Over the years, LCRA acquired three irrigation systems from private operators: Gulf Coast in 1960, Lakeside in 1982 and Garwood in 1998. Through these acquisitions and the purchase of the Pierce Ranch water rights, LCRA holds senior water rights for direct diversion of water from the Colorado River. The water rights allow the operations to pump water from the river without calling upon LCRA to release water from storage. Often, in the height of the growing season, river flows are insufficient and LCRA makes up the deficit by using water stored in the Highland Lakes. This is sometimes difficult to understand for Central Texans wanting to enjoy recreation on the lakes.
State laws, historical factors
Why does LCRA release stored water for agricultural irrigation if it may interfere with recreation on the Highland Lakes? LCRA has longstanding responsibilities to deliver water to rice farmers for two basic reasons:
- Texas law declares that the state must give preference to certain types of water uses when granting water rights. LCRA's practice of giving preference to downstream rice farmers when distributing interruptible stored water — a water supply that is curtailed during water shortages — is consistent with the Texas Legislature's directive. The contracts for this water are negotiated during development of the LCRA Water Management Plan, which is subject to state approval.

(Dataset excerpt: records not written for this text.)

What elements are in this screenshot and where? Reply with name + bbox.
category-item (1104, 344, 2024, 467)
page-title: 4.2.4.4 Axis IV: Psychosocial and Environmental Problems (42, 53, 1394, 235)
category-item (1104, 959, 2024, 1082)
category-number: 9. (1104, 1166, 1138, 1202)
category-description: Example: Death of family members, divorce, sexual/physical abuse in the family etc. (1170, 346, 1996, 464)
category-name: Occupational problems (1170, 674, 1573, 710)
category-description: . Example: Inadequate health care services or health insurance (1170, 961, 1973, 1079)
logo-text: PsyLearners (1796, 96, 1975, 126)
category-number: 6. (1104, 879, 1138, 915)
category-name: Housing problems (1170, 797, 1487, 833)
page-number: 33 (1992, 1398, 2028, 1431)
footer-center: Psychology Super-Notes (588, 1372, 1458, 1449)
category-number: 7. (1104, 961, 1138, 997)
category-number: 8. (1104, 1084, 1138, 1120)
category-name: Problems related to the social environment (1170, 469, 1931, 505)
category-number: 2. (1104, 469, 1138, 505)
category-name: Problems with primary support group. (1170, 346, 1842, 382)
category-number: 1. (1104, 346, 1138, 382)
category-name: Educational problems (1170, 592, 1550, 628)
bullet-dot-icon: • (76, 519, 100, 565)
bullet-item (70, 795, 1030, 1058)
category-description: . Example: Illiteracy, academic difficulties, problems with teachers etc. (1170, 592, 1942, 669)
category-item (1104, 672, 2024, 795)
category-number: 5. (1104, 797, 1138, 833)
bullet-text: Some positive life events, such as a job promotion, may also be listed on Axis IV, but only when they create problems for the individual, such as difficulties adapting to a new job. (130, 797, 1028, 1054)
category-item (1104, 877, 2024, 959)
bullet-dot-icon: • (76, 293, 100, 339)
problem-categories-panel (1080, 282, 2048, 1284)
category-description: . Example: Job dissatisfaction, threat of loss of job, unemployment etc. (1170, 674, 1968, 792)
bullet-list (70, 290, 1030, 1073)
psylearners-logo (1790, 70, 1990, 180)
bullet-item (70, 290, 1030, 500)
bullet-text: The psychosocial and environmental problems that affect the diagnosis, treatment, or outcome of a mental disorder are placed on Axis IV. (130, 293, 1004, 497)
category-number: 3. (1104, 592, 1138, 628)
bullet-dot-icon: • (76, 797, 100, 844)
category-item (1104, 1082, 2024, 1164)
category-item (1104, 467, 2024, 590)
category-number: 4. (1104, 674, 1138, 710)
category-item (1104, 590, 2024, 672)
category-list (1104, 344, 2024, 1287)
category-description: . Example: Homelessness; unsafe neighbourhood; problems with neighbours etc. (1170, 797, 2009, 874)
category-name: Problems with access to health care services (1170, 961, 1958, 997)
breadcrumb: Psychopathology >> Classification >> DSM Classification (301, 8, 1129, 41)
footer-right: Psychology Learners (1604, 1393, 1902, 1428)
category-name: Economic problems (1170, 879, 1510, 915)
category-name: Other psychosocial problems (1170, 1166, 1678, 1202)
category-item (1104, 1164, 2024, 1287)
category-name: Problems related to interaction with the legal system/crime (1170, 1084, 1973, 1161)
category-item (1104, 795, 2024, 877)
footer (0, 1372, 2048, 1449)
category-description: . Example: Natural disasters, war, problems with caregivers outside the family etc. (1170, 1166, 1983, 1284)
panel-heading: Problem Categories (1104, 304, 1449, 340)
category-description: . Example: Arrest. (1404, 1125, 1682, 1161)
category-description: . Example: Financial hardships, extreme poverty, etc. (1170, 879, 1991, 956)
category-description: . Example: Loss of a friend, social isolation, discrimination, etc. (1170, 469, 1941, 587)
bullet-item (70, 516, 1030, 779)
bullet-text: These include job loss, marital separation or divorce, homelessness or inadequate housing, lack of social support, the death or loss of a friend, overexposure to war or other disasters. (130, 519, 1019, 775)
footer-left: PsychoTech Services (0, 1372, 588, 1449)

- According to state water law, first in time is first in right. Downstream rice farmers were given first water rights in the Colorado basin, and these rights are senior to LCRA's water rights for the Highland Lakes. In fact, without the support of the rice farmers, the Highland Lakes and dams might never have been built. Rice farmers were among the strongest supporters of building the Highland Lakes and dams in the 1930s. They recognized the value of the dams in easing flooding and making water available during droughts.
The demand on the Highland Lakes for stored water for irrigation varies greatly from year to year, based on rainfall and the amount of acreage planted. The amount of acreage planted each year also can vary a great deal, depending on national and global trends. World market prices and production trends, domestic consumption, and price and trade policies all greatly affect the Texas rice industry — and its demand for water.